Pharmacology

Statement of the Problem: The discovery of allosteric receptor-receptor interactions in GPCR heteroreceptor complexes in the plasma membrane of nerve cells in the CNS gave a new dimension to brain integration, plasticity and neuropsychopharmacology. Aim of this study is to test the hypothesis that different types of D2 heteroreceptor complexes are new targets in the treatment of schizophrenia and cocaine use disorder. D2 receptors in the complexes can also interact with ion channel receptors, receptor tyrosine kinases and/or adapter proteins. Disturbances in the D2 complexes can contribute to schizophrenia development and cocaine use disorder through changes in the balance of the activity of diverse D2 homo-and heteroreceptor complexes of the ventral striatopallidal GABA anti-reward pathway regulating salience.

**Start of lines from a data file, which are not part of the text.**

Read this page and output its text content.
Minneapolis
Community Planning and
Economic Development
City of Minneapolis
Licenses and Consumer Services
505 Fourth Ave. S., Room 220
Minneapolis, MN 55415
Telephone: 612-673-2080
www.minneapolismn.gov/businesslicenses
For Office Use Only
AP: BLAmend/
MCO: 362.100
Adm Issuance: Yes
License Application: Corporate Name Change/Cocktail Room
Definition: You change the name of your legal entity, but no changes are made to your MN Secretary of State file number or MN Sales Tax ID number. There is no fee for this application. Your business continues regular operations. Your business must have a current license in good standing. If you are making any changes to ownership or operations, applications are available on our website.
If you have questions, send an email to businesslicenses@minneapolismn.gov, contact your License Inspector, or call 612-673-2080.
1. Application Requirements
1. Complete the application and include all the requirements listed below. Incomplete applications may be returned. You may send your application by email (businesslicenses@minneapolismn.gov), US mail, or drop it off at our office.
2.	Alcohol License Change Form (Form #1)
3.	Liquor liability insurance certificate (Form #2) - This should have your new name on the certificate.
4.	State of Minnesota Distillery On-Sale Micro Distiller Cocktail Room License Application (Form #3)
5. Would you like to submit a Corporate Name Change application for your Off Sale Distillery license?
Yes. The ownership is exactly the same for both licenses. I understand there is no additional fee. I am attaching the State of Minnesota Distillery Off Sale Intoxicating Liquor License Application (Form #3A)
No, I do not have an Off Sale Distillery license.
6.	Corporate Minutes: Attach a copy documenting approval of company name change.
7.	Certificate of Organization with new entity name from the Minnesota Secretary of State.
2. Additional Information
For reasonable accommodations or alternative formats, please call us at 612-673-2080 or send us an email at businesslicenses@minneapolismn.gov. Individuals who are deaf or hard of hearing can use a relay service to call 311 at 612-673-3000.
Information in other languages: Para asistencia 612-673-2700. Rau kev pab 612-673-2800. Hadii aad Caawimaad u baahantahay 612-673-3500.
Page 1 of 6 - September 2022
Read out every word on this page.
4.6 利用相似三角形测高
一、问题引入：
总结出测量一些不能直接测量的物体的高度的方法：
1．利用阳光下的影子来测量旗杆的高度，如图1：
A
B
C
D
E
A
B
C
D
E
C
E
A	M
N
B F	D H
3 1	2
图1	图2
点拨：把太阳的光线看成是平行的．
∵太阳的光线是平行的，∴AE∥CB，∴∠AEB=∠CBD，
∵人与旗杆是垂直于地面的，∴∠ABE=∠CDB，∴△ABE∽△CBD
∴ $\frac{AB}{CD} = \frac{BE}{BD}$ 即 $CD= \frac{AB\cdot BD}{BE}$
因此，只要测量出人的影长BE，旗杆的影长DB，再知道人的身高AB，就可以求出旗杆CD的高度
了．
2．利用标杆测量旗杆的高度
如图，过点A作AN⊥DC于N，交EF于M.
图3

Methodology & Theoretical Orientation: Proximity ligation assays and biochemical binding techniques were used with behavioral correlates.

Findings: Agonist activation of A2A protomer in the A2A–D2 heteroreceptor complex inhibits D2 Gi/o mediated signaling but increases the D2 β-arrestin2 mediated signaling. Through this allosteric receptor–receptor interaction, the A2A agonist becomes a biased inhibitory modulator of the Gi/o mediated D2 signaling, which may be the main mechanism for its atypical antipsychotic properties. The dopamine (DA) and glutamate hypotheses of schizophrenia come together in the signal integration in D2–NMDAR and A2A–D2–mGluR5 heteroreceptor complexes, especially in the ventral striatum. Cocaine self-administration differentially affected allosteric A2A-D2receptor-receptor interactions in the ventral vs. the dorsal striatum.